Dans la forêt de Mangabe-Ranomena-Sahasarotra, à Moramanga, un rayon de soleil traversant la canopée suffit parfois à révéler un monde miniature en mouvement. Madagasikara Voakajy, organisation malgache engagée depuis des années dans la protection des espèces menacées, vient d'y ouvrir un nouveau front — celui des papillons. Fragiles, discrets, et finalement bien plus bavards qu'ils n'y paraissent sur l'état de santé d'un écosystème.


Jusqu'en 2025, les papillons n'étaient pas encore au programme. Madagasikara Voakajy travaillait sur les baobabs, les reptiles, le babakoto — ces priorités bien connues de la conservation malgache. Mais dans les profondeurs de cette aire protégée de la région Alaotra-Mangoro, un autre trésor attendait. « Au départ, nous ne savions pas exactement ce que nous allions trouver. Mais plus les recherches avançaient, plus nous avons compris que cette forêt possédait une richesse exceptionnelle en papillons », confie Pierre Razafindraibe, leader du Programme Recherche à Mangabe. Avec l'appui du Chester Zoo et en collaboration avec l'Université d'Antananarivo, une première étude est lancée entre avril et mai 2025. Malgré une période peu favorable à l'observation, 42 espèces sont déjà identifiées dès cette première mission.
Les missions suivantes — en novembre 2025, puis entre mars et avril 2026, avec la participation d'un spécialiste du Natural History Museum de Londres — ont permis d'affiner considérablement les connaissances.
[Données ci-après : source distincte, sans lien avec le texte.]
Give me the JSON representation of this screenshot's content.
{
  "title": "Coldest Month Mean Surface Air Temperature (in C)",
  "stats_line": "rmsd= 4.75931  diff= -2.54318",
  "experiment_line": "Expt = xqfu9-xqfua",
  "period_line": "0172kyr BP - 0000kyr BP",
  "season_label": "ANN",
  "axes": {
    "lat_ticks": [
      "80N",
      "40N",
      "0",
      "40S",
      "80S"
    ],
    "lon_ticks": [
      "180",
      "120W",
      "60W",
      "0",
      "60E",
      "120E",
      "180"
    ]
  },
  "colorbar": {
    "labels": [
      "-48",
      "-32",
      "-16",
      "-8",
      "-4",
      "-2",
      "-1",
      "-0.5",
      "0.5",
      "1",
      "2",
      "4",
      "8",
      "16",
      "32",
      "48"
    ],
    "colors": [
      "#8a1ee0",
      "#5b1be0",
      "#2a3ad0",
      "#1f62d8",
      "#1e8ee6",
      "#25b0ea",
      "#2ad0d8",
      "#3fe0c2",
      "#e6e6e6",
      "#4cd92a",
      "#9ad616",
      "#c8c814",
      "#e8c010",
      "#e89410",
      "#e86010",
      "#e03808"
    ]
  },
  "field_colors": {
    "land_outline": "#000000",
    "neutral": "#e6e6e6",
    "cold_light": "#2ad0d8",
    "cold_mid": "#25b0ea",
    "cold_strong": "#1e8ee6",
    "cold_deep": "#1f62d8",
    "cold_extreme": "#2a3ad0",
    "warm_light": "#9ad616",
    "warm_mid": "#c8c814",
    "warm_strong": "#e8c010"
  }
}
Au total, 164 espèces de papillons diurnes sont aujourd'hui recensées dans l'aire protégée. Parmi elles figure le célèbre papillon comète de Madagascar, l'Argema mittrei, reconnaissable à ses grandes ailes jaunes lumineuses et ses longues extensions en ruban — une espèce nocturne emblématique qui rappelle, si besoin était, à quel point la biodiversité malgache reste hors norme. Ces espèces ne se trouvent pas toutes au même endroit. Certaines évoluent dans la forêt dense, d'autres dans les zones de lisière où la lumière pénètre davantage, d'autres encore dans les secteurs proches des cultures — ce qui permet d'évaluer concrètement l'impact des activités humaines sur cet équilibre fragile.
Pour mener cet inventaire, les chercheurs ont combiné plusieurs méthodes. Des pièges à Charaxes appâtés avec des fruits fermentés pour les espèces frugivores. Des filets à papillons pour les relevés visuels — contrairement aux idées reçues, ils ne tuent pas les insectes mais permettent une capture temporaire avant relâcher. Des pièges lumineux à UV, installés dans différents habitats, pour observer les espèces nocturnes. « Le papillon est un véritable indicateur. Quand certaines espèces sont présentes, cela montre que l'environnement garde encore un bon équilibre », explique Pierre Razafindraibe. En clair, ces ailes colorées sont aussi des données scientifiques qui volent.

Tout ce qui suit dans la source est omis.